Ironically, those (like me) who rediscover geology while meeting college general education requirements, quickly learn that career prospects are quite good, especially for those with skills in water resources, terrain analysis and hazard assessment. They also find the subject much more rigorous than what they remember from high school. In fact, UConn geology majors take collegelevel chemistry, physics and differential calculus before they get serious about advanced course work and undergraduate research.
Thumbs down to the curriculum gurus of the past who’ve steered teachers away from the most integrated natural science and the one most fundamental to our evolutionary narrative. Luckily, Charles Darwin was an acclaimed geologist while working out “On The Origin of Species.”
Administratively, Marcia McNutt, editor in chief of Science and former director of the U.S. Geological Survey, was exposed to geology early, choosing marine geophysics as a specialty.
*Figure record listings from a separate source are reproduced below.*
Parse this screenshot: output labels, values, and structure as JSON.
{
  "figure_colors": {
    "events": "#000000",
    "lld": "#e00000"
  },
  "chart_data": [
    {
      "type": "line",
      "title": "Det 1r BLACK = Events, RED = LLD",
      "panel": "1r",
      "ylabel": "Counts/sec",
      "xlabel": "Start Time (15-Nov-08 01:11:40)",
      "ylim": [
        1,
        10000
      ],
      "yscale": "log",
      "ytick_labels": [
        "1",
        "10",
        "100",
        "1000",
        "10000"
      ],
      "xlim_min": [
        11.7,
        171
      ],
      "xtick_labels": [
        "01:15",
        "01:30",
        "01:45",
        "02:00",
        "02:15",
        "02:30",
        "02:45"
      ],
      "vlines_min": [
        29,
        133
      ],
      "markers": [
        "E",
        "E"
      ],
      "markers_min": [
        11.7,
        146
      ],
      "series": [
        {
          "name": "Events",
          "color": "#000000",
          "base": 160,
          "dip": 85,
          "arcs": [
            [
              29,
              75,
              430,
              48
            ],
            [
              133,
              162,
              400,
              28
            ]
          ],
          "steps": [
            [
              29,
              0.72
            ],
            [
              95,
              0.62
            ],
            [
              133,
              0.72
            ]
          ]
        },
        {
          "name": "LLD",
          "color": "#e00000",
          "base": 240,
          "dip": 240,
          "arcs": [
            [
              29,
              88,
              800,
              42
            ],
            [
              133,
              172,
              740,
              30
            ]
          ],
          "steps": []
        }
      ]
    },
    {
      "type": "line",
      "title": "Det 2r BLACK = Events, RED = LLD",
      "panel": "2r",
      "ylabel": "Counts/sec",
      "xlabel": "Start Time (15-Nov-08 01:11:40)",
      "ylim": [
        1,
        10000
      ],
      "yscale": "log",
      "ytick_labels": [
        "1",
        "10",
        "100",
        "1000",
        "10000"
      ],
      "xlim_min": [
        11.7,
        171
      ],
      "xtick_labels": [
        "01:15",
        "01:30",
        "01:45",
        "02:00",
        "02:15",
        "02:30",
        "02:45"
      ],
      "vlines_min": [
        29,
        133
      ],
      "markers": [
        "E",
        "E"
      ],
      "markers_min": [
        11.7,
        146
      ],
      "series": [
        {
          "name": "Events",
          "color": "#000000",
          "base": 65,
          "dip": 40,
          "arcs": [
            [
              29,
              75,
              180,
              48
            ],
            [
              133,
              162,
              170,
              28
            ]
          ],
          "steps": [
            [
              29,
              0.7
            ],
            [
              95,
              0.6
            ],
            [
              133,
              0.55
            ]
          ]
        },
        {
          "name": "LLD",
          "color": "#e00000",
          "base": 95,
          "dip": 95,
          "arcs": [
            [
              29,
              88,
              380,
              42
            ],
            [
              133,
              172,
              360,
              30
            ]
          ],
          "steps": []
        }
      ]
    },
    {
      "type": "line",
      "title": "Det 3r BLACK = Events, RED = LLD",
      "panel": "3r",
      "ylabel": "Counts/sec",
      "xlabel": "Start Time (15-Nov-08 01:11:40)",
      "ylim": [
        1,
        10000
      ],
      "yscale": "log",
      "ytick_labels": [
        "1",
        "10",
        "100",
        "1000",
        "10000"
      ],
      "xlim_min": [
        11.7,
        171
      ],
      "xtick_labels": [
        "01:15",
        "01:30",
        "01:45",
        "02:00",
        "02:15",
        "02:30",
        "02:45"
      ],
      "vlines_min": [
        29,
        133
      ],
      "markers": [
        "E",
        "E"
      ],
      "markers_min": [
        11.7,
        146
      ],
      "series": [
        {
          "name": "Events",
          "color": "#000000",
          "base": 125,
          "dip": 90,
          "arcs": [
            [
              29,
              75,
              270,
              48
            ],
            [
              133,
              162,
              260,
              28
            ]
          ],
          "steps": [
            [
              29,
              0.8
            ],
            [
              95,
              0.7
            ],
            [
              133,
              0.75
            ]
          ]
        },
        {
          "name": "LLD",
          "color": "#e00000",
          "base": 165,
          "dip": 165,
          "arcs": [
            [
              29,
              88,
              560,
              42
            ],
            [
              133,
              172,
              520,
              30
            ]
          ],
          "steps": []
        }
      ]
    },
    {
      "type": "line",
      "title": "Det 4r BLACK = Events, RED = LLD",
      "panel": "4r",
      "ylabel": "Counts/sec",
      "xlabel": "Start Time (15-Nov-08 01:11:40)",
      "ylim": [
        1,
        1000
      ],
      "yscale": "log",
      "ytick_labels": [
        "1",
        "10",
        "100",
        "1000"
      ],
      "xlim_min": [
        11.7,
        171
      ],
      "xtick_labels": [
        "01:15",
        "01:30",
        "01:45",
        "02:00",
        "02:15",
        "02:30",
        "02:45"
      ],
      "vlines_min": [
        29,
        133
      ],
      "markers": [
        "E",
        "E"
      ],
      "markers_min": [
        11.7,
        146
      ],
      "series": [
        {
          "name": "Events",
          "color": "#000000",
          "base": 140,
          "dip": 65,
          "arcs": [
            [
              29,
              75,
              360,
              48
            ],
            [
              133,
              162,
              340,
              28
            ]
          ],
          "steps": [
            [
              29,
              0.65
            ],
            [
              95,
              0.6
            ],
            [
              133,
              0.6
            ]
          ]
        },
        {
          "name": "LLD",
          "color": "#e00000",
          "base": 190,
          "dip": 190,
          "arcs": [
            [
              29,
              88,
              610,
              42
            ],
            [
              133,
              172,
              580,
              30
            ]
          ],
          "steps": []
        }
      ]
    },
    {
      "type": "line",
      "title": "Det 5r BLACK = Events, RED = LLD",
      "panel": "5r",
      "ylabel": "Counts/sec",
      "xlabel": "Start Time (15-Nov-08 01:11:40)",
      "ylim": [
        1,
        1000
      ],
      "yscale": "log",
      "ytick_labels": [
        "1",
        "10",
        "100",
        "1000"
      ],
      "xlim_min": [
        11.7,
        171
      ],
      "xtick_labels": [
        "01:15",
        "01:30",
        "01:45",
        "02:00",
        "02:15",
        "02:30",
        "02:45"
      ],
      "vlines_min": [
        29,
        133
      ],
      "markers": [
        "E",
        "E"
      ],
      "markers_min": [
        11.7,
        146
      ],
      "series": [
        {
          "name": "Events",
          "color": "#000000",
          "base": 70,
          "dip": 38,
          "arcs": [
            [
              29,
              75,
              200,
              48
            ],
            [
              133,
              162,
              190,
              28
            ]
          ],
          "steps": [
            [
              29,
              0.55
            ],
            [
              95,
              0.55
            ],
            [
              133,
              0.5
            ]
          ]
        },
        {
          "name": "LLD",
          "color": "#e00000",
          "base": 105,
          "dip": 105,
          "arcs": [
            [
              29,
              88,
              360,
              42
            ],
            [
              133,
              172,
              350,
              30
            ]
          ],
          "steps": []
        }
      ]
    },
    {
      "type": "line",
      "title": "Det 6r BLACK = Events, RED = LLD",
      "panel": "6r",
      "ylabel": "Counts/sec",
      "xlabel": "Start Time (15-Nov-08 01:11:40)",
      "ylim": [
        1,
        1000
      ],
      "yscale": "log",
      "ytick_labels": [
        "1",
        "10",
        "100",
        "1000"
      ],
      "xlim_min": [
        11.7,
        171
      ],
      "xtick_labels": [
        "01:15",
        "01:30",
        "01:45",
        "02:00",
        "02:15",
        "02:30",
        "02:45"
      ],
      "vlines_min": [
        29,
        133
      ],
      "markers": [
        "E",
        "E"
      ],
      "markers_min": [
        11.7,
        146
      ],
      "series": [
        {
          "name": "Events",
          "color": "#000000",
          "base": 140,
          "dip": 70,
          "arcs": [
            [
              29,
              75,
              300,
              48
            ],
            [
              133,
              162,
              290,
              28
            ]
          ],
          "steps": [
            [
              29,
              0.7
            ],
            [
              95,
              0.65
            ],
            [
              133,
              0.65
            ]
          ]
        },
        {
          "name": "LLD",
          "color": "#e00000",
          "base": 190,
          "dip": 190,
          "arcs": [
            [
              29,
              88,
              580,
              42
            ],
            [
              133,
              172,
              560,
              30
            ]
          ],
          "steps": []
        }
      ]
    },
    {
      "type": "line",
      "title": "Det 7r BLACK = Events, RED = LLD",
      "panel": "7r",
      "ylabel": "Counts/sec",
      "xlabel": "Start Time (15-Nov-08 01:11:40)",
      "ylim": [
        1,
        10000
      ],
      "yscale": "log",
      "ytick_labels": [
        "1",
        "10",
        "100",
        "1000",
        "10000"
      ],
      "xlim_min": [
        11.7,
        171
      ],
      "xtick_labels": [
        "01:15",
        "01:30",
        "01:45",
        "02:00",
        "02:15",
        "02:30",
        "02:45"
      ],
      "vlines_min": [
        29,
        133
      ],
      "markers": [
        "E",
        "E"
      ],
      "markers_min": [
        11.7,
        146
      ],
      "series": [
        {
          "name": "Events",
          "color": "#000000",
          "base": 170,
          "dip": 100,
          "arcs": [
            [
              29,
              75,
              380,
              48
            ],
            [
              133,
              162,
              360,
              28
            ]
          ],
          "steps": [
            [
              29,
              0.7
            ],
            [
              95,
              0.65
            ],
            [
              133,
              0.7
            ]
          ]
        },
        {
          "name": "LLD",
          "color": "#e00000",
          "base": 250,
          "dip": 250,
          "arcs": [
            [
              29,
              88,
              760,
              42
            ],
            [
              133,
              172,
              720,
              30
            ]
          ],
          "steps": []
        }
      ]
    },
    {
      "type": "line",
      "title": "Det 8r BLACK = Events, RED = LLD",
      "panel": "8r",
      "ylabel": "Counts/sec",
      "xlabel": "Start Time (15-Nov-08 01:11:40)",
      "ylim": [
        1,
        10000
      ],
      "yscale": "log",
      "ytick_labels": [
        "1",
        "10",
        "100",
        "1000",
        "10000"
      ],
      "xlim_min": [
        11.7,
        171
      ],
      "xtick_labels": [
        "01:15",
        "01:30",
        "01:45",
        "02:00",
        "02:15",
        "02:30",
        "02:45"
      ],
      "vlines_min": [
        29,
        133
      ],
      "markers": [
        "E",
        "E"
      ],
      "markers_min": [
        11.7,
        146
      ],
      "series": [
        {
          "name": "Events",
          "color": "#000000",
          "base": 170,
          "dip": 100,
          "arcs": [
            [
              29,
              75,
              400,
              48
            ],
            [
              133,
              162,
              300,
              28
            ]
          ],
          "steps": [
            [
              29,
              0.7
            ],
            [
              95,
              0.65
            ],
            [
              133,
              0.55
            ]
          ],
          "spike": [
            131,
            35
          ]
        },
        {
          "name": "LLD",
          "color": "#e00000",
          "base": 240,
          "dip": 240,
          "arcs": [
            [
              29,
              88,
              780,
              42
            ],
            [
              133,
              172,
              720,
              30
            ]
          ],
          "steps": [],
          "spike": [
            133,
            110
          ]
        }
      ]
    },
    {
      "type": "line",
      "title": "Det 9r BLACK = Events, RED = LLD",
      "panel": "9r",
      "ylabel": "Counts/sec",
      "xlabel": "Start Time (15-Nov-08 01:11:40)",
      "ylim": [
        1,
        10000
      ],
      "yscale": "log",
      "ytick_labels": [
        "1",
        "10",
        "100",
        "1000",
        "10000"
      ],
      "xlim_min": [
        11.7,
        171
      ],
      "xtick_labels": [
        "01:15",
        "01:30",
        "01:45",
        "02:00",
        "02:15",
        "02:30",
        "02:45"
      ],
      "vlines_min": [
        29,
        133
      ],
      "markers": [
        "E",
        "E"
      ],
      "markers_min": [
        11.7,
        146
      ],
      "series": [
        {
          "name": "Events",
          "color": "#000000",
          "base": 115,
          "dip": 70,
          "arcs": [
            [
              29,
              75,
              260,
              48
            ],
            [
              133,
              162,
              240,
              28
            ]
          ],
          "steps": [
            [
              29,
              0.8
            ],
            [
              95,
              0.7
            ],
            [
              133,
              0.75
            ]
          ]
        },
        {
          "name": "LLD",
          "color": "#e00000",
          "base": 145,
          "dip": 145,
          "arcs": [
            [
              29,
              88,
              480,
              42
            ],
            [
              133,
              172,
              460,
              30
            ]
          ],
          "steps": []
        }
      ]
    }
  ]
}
Logically, John Grotzinger, NASA chief scientist for the Mars rovers, is a geologist, one who knows how to drill, bore and analyze the Martian crust. Pedagogically, our introductory geology course at UConn is titled “Earth and Life Through Time” because it’s impossible to decouple the planetary biosphere from its atmosphere, hydrosphere, cryosphere, lithosphere and human activity.
In the beginning there was rock. Cold fragments coalesced to create a planet. Melting of that rock released gases, from which came our atmosphere, from which water condensed to make a hydrosphere, from which life originated to make a biosphere. Continuous climate change is the integrated outcome of feedbacks between these components. The path to human consciousness began when microbes learned to dine on mineral brine.
The Martian jelly doughnut story has a happy ending for me. It drew media attention to a delicious subject demoted by Connecticut’s top-heavy educational bureaucracy, few of whom have ever had a course in geology. With luck, they’ll feel the national pressure and adopt the “Next Generation Science Standards,” which are loaded with earth science subjects at every level. Then, by midcentury, perhaps our democracy will know how our planet actually works.